ここで、音楽を担当したベンジャミン・ウォルフィッシュについても紹介したい。本作でジリジリと精神面ににじり寄る不穏な旋律や、迫りくる恐怖を低音の積み重ねで表現したウォルフィッシュは近年、『ライト/オフ』、『アナベル 死霊人形の誕生』、本作、ゴア・ヴァービンスキー監督の最新作『A Cure For Wellness』とホラー系作品への登板が続いている俊英の作曲家だ。

IT イット“それ"が見えたら、終わり。

ウォルフィッシュはハンス・ジマー率いる作曲家プロダクション、リモート・コントロールの一員であり、ジマーとは『ダンケルク』(補作曲)、ファレル・ウィリアムスも加えた『ドリーム』(共作)、『ブレードランナー2049』(共作)でタッグを組むなどして、めきめきと頭角を現してきている(つまり11月前半の時点でウォルフィッシュ作曲のブレードランナー、アナベル、ITの3本が同時に劇場で掛かっていたことになる)。

そんなウォルフィッシュだが、実は邦画作品でもその音楽を楽しむことができる。往年の名作アニメを長編映画化した『GAMBA ガンバと仲間たち』がそれで、プロモーション時には来日も果たしている。ウォルフィッシュは同作品であえて日本的な音楽は避け、ジマーの門下生としては珍しいくらいに正統派のオーケストラサウンドを奏でてみせた。

その手法は以降もウォルフィッシュのスタイルとして確立されていて、『ライト/オフ』以降のホラー作品でもその傾向が強い。そのため本作でも場面に応じ、或いはキャラクターや観客の感情に沿うように真正面から作曲しているので、全編にわたって音楽という目には見えない手法で実直なまでに物語を盛り上げようとしているのが耳を通して伝わってくるはずだ。

まとめ

本作は、原作でいうところの前編に当たる少年期のみを描いた“チャプター1”として幕を下ろす。少年たちの物語としては完結を見せるが、映画としては解決されていない謎も多く残されている。ペニーワイズとはそもそも何者なのか。なぜ誕生したのか。なぜ決まった周期で現れるのか。語られるべき真相とともに、オリジナル版を見慣れた人からすれば、衝撃的なあのラストが今回はどう描かれるのかも気になるはずだ。もしかすると、本作で特殊メイキャップにクレジットされていたアレック・ギリス、トム・ウッドラフJr.の担当作品群に目を凝らしてみるとその一端が垣間見える、かもしれない。

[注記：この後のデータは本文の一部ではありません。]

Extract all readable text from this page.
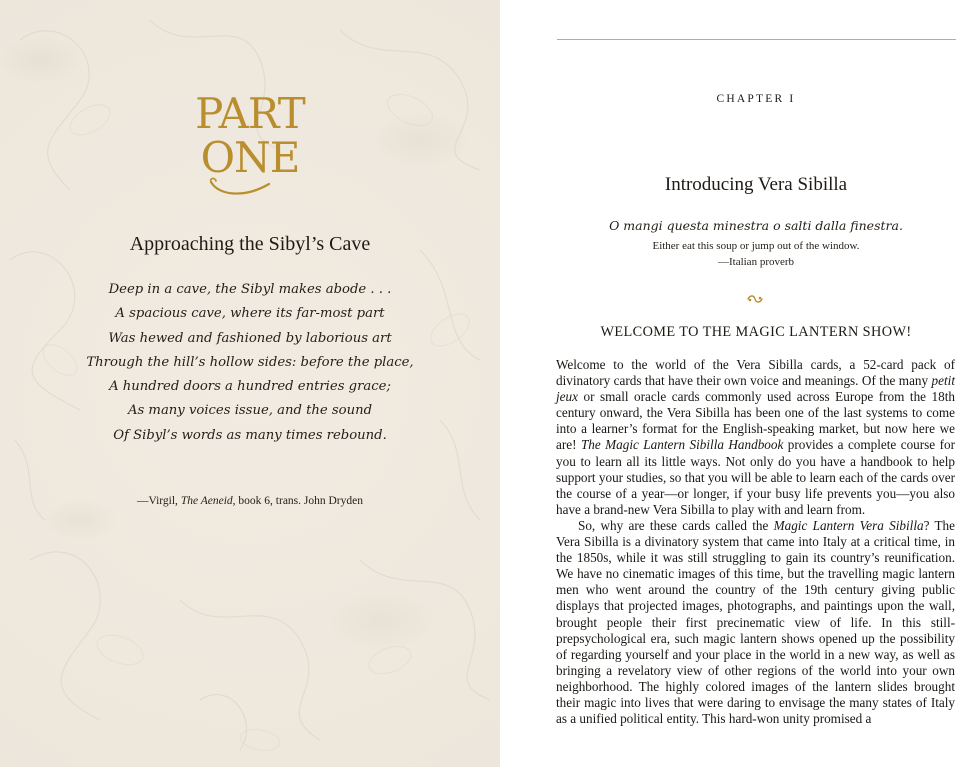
PART
ONE
Approaching the Sibyl’s Cave
Deep in a cave, the Sibyl makes abode . . .
A spacious cave, where its far-most part
Was hewed and fashioned by laborious art
Through the hill’s hollow sides: before the place,
A hundred doors a hundred entries grace;
As many voices issue, and the sound
Of Sibyl’s words as many times rebound.
—Virgil, The Aeneid, book 6, trans. John Dryden
CHAPTER I
Introducing Vera Sibilla
O mangi questa minestra o salti dalla finestra.
Either eat this soup or jump out of the window.
—Italian proverb
WELCOME TO THE MAGIC LANTERN SHOW!

Welcome to the world of the Vera Sibilla cards, a 52-card pack of divinatory cards that have their own voice and meanings. Of the many petit jeux or small oracle cards commonly used across Europe from the 18th century onward, the Vera Sibilla has been one of the last systems to come into a learner’s format for the English-speaking market, but now here we are! The Magic Lantern Sibilla Handbook provides a complete course for you to learn all its little ways. Not only do you have a handbook to help support your studies, so that you will be able to learn each of the cards over the course of a year—or longer, if your busy life prevents you—you also have a brand-new Vera Sibilla to play with and learn from.

So, why are these cards called the Magic Lantern Vera Sibilla? The Vera Sibilla is a divinatory system that came into Italy at a critical time, in the 1850s, while it was still struggling to gain its country’s reunification. We have no cinematic images of this time, but the travelling magic lantern men who went around the country of the 19th century giving public displays that projected images, photographs, and paintings upon the wall, brought people their first precinematic view of life. In this still-prepsychological era, such magic lantern shows opened up the possibility of regarding yourself and your place in the world in a new way, as well as bringing a revelatory view of other regions of the world into your own neighborhood. The highly colored images of the lantern slides brought their magic into lives that were daring to envisage the many states of Italy as a unified political entity. This hard-won unity promised a
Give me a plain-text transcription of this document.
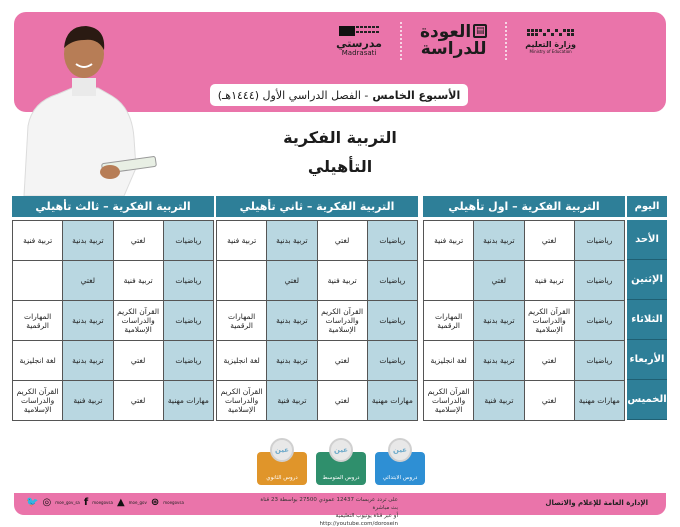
وزارة التعليم
Ministry of Education
▤العودة
للدراسة
مدرستي
Madrasati
الأسبوع الخامس
- الفصل الدراسي الأول (١٤٤٤هـ)
التربية الفكرية
التأهيلي
اليوم
الأحد
الإثنين
الثلاثاء
الأربعاء
الخميس
التربية الفكرية – اول تأهيلي
رياضيات	لغتي	تربية بدنية	تربية فنية
رياضيات	تربية فنية	لغتي	
رياضيات	القرآن الكريم والدراسات الإسلامية	تربية بدنية	المهارات الرقمية
رياضيات	لغتي	تربية بدنية	لغة انجليزية
مهارات مهنية	لغتي	تربية فنية	القرآن الكريم والدراسات الإسلامية
التربية الفكرية – ثاني تأهيلي
رياضيات	لغتي	تربية بدنية	تربية فنية
رياضيات	تربية فنية	لغتي	
رياضيات	القرآن الكريم والدراسات الإسلامية	تربية بدنية	المهارات الرقمية
رياضيات	لغتي	تربية بدنية	لغة انجليزية
مهارات مهنية	لغتي	تربية فنية	القرآن الكريم والدراسات الإسلامية
التربية الفكرية – ثالث تأهيلي
رياضيات	لغتي	تربية بدنية	تربية فنية
رياضيات	تربية فنية	لغتي	
رياضيات	القرآن الكريم والدراسات الإسلامية	تربية بدنية	المهارات الرقمية
رياضيات	لغتي	تربية بدنية	لغة انجليزية
مهارات مهنية	لغتي	تربية فنية	القرآن الكريم والدراسات الإسلامية
عين
دروس الثانوي
عين
دروس المتوسط
عين
دروس الابتدائي
🐦 ◎ moe_gov_sa f moegovsa ▲ moe_gov ⊛ moegovsa	على تردد عربسات 12437 عمودي 27500 بواسطة 23 قناة بث مباشرة
أو عبر قناة يوتيوب التعليمية http://youtube.com/dorosein
الإدارة العامة للإعلام والاتصال
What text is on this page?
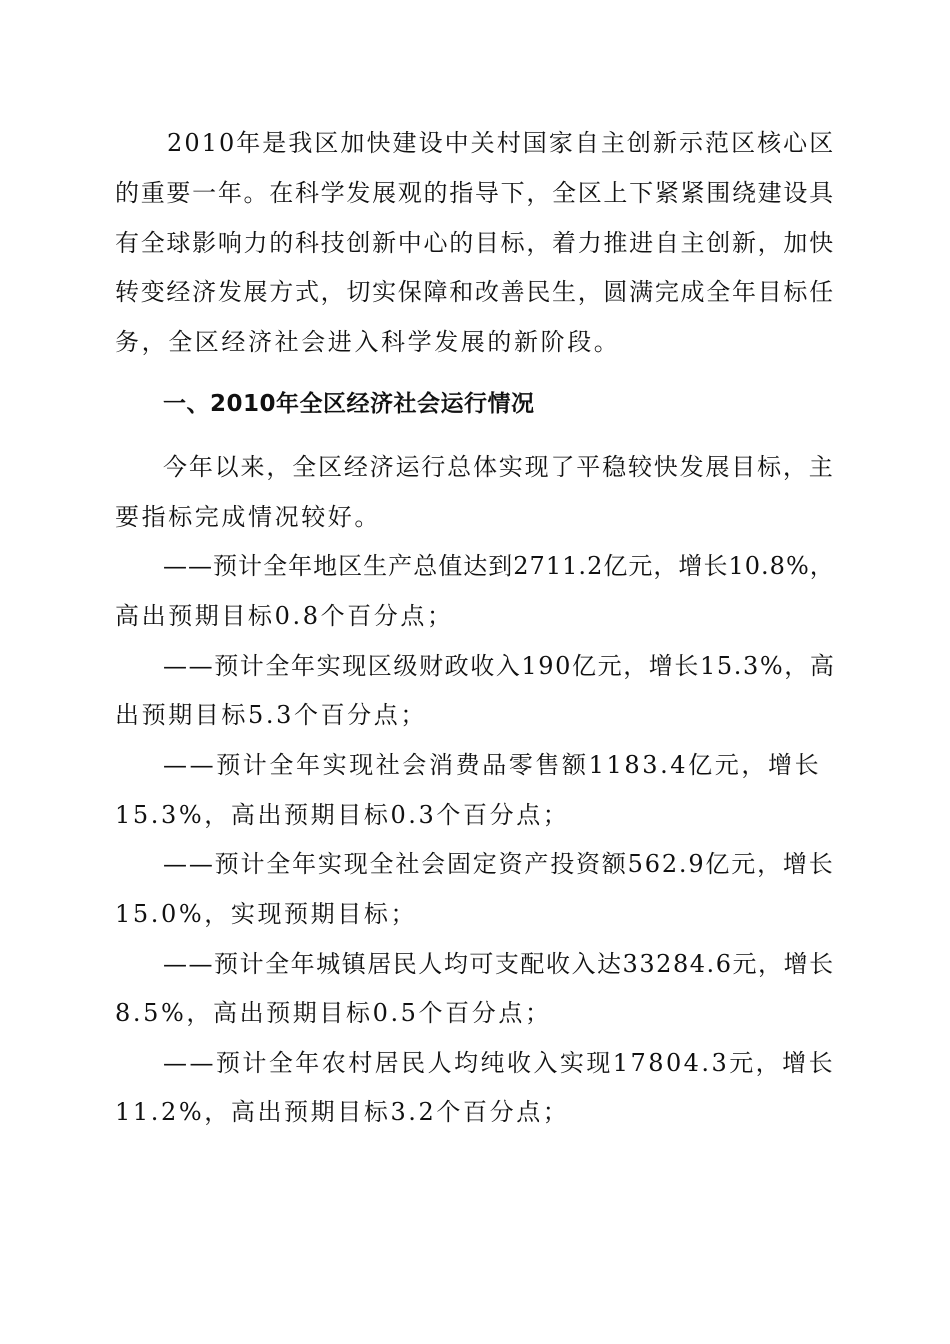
2010年是我区加快建设中关村国家自主创新示范区核心区
的重要一年。在科学发展观的指导下，全区上下紧紧围绕建设具
有全球影响力的科技创新中心的目标，着力推进自主创新，加快
转变经济发展方式，切实保障和改善民生，圆满完成全年目标任
务，全区经济社会进入科学发展的新阶段。
一、2010年全区经济社会运行情况
今年以来，全区经济运行总体实现了平稳较快发展目标，主
要指标完成情况较好。
——预计全年地区生产总值达到2711.2亿元，增长10.8%，
高出预期目标0.8个百分点；
——预计全年实现区级财政收入190亿元，增长15.3%，高
出预期目标5.3个百分点；
——预计全年实现社会消费品零售额1183.4亿元，增长
15.3%，高出预期目标0.3个百分点；
——预计全年实现全社会固定资产投资额562.9亿元，增长
15.0%，实现预期目标；
——预计全年城镇居民人均可支配收入达33284.6元，增长
8.5%，高出预期目标0.5个百分点；
——预计全年农村居民人均纯收入实现17804.3元，增长
11.2%，高出预期目标3.2个百分点；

大人になった彼らが、再び向き合うことになる恐怖といかに対峙するのか。続編の公開は2019年に予定されており、少し先にはなるが本作の歴史的ヒットを考えると話題になることは必至だ。来たるべきその日を楽しみに待ちながら、まずは少年少女が恐怖を克服し“それ”に立ち向かっていく姿をしっかりと目に焼きつけてほしい。